RESPONSE FROM KEVIN O’HIGGINS, S.J.
Dear Michael,
I really enjoyed reading your article. I also found it personally helpful, for various reasons.
A few years ago, I returned to Ireland after a fifteen-year absence. Most of those years were spent in Latin America, where I was nourished and inspired by a wonderfully vibrant Church. I may have thought that I was going there in order to evangelize others, but I soon had no doubt whatsoever that it was those good people who were evangelizing me.
The key to understanding why the Church there is so different is the leading role played by the laity. Unlike its Irish counterpart, the Latin American Church is not dominated by the clergy. Both in the Basic Christian Communities and in the parishes, the voice of the lay majority is heard and they participate actively in major decisions.
In the past, I always resisted attempts to differentiate too sharply between Christian faith and Church membership. However, I am more and more convinced that certain models of Church are obstacles to effective evangelization. Among those unhelpful models, I would include the kind of structure that, for far too long, has concentrated authority and decision-making in the hands of an isolated few, thereby excluding the majority of believers from active participation in the discernment of the Church’s mission.
Like yourself, I am confident that Ireland’s heritage of fifteen hundred years of Christian faith and culture will eventually prove to be more deeply rooted than present trends might indicate. If, in the past, much of our religious practice seemed shallow and even hypocritical, it seems to me that the present wave of secular chic is no less objectionable.
Be that as it may, I honestly cannot see large numbers of people returning to the model of Church that continues to predominate in Ireland. There is much talk of the people abandoning the Church, but I suspect that there is also a significant element of the Church having abandoned the people. I am confident that faithfilled people will return to active Church life when they know that their contribution is valued and effective.
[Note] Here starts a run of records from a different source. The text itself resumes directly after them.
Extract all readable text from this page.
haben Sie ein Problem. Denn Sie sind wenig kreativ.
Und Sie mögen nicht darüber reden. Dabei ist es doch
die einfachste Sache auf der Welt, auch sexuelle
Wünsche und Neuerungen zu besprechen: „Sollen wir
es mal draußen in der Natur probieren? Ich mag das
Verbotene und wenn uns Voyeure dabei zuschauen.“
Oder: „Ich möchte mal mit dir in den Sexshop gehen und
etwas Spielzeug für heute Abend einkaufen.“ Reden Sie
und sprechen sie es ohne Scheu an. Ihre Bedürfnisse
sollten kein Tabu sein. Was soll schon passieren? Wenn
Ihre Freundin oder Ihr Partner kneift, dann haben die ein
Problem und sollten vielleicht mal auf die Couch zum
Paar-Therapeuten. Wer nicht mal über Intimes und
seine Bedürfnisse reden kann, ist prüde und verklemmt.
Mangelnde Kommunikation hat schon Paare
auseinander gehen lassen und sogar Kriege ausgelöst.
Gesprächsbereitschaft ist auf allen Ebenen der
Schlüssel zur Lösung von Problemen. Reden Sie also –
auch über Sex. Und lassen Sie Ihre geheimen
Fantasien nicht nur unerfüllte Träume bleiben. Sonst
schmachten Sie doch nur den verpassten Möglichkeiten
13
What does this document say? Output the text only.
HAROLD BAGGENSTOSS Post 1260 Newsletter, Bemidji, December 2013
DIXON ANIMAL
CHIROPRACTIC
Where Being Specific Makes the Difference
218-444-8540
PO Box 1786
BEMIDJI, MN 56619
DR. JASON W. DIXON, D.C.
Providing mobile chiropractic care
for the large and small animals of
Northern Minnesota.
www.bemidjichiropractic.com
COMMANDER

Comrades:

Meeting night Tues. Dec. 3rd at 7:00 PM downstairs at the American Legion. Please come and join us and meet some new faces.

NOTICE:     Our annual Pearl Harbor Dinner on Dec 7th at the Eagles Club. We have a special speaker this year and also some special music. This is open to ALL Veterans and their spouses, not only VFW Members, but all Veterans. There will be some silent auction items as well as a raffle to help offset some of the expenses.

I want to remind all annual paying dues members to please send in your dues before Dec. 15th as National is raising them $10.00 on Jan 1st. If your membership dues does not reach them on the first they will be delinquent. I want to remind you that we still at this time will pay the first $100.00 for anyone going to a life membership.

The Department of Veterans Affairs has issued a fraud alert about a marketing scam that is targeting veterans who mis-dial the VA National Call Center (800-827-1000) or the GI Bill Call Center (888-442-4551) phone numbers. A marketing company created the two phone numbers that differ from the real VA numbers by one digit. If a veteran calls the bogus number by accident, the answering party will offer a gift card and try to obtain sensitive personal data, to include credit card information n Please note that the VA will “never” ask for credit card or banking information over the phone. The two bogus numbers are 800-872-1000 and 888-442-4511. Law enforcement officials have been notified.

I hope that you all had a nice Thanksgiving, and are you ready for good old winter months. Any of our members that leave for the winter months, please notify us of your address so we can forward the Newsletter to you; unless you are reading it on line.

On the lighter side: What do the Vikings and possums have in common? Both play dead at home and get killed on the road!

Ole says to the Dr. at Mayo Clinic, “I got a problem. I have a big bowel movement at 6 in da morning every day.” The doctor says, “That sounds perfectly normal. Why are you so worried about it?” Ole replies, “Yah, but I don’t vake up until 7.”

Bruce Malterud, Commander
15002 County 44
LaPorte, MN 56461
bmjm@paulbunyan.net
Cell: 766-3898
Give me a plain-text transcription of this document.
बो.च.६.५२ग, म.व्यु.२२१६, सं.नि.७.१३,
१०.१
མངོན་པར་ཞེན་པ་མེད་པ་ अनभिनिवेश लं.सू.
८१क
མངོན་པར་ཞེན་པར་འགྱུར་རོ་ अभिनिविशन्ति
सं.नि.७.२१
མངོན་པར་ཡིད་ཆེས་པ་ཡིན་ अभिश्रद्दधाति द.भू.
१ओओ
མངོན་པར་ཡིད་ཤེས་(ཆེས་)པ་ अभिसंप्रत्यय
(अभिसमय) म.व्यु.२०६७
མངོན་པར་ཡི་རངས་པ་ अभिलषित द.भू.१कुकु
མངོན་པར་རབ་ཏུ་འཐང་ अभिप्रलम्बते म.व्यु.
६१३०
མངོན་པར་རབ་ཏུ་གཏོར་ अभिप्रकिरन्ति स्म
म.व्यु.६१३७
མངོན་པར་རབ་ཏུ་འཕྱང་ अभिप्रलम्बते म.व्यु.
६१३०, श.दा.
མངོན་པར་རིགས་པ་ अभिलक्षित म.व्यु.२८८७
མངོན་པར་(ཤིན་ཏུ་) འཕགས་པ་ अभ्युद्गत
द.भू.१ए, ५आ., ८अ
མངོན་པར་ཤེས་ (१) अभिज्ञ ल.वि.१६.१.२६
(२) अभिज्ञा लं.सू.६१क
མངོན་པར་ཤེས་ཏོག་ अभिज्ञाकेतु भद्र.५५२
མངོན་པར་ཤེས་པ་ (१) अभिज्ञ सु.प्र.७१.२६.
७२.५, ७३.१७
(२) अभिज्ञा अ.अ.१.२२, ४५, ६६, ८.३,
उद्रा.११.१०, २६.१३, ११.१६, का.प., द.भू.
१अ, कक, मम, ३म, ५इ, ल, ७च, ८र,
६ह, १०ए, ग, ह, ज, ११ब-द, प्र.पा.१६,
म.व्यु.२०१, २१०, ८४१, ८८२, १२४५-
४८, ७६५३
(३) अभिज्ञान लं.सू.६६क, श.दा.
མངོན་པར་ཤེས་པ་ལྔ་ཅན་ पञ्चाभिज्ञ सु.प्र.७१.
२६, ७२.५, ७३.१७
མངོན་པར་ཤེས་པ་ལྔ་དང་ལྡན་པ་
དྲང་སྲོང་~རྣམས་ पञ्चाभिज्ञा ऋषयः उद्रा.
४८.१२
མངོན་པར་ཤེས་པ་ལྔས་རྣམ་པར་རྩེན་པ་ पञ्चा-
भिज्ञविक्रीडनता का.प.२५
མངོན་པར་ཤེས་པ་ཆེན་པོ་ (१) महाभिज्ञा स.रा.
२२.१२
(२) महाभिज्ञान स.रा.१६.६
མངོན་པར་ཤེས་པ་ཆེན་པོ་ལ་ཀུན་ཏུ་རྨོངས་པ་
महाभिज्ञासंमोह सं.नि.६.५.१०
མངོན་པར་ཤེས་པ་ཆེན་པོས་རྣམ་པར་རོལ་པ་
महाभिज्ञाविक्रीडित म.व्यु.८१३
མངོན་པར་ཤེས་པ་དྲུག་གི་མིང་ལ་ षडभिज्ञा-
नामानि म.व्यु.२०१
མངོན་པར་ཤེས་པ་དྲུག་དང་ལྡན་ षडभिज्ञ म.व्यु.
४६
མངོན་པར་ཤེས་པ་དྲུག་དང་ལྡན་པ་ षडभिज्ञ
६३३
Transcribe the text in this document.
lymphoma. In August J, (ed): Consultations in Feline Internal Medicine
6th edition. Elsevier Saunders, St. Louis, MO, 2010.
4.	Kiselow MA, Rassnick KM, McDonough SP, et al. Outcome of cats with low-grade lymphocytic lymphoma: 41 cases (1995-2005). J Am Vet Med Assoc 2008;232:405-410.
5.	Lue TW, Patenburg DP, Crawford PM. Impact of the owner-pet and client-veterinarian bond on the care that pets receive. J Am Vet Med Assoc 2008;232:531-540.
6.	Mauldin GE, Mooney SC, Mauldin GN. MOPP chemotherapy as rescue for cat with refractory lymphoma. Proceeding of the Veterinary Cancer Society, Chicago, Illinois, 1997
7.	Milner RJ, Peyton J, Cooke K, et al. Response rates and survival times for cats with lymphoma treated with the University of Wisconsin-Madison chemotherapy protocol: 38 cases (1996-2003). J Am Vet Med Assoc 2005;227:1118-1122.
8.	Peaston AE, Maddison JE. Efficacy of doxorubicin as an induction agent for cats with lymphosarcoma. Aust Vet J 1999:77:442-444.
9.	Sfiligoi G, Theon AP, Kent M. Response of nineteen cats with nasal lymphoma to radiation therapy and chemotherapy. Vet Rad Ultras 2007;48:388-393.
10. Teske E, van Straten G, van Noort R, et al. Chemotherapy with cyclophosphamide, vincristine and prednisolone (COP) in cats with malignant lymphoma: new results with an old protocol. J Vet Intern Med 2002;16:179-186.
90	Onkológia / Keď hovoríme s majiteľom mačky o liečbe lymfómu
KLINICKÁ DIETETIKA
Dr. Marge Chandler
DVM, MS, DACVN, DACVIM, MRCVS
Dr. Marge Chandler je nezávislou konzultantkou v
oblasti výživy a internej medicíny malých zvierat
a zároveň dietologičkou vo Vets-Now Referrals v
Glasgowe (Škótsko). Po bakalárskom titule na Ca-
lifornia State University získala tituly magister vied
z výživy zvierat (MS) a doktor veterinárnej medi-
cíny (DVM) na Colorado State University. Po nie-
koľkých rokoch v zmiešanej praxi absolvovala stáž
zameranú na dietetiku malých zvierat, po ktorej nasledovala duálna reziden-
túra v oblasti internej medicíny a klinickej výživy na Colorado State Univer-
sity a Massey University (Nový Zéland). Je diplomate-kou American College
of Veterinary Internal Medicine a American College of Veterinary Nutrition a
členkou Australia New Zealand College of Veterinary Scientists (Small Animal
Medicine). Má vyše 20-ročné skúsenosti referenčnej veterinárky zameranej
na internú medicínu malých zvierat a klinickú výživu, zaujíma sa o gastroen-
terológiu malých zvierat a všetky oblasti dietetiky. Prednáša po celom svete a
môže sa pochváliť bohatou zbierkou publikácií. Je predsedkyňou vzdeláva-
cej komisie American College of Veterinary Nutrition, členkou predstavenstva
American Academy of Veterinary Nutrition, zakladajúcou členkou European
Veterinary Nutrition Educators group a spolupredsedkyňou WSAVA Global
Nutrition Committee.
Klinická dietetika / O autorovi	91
The recent scandals certainly came as a shock. I wonder whether their deeper significance has been understood. A pattern of behaviour of that kind usually indicates that, beneath and beyond the personal difficulties of individuals, there lies a systemic problem which, if not addressed, will continue to manifest its presence in one kind of disorder or another. In the past, some members of the clergy were renowned for being ‘a bit odd’ or were known to have ‘a fondness for the bottle’. These recent revelations are much more serious because of the nature of the damage inflicted on others, but the underlying causes may not be very different.
I hope and pray for a new model of Church, in which committed and reflective believers like yourself will play an active and decisive role.
Kevin
This article first appeared in The Messenger (Feb. 2000), a publication of the Irish Jesuits.